I would say our “Film Strip!” This feature is used for tasks with 3D images, like labeling a brain MRI. Instead of one 2D frame, you actually have a stack of them. Imagine you’ve got a series of 100 images in a row. It doesn’t really work to give a labeler the task of labeling all 100 images...it’s too hard and takes too long. So, what we do is we break down the problem, and we give the labelers a chunk of images while showing them the rest of them as context. We envisioned this feature working, we shipped it, we realized “OMG it totally works,” and now it’s something we lean really heavily on.

What are you excited about currently at Centaur?

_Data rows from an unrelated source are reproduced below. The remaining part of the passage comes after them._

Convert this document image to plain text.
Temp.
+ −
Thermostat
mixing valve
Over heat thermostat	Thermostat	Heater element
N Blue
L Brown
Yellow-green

I’m excited about growth. We’ve done a huge amount with a very small team, and we’re entering into a phase where instead of shipping our product out there fast and solving problems as quickly as possible, our team is able to develop good generalized scalable solutions to things. This is all so that we can onboard more and more customers and do this stuff sustainably at scale, all while building and empowering a team who can own these problems.

What do you like to do outside of work?

Well, I just bought a house for the first time, so I’m learning how to garden. I like to go on long bike rides; eat at new restaurants, my wife and I are foodies kind of; and I love to go hiking!

What’s your superpower?

The answer changes, but I think my superpower is that people trust me. People listen to me, and I listen to people. So, when I ask them to do something difficult, or when I say this is gonna work, they believe me, and then we can do it!

What’s the best professional advice that you’ve been given?

Try to give people enough context to understand a problem or proposed solution. Over-explain, write things down, repeat yourself, etc. It's easy to forget when you've spent a while thinking about something but everyone comes into a conversation with a different level of understanding.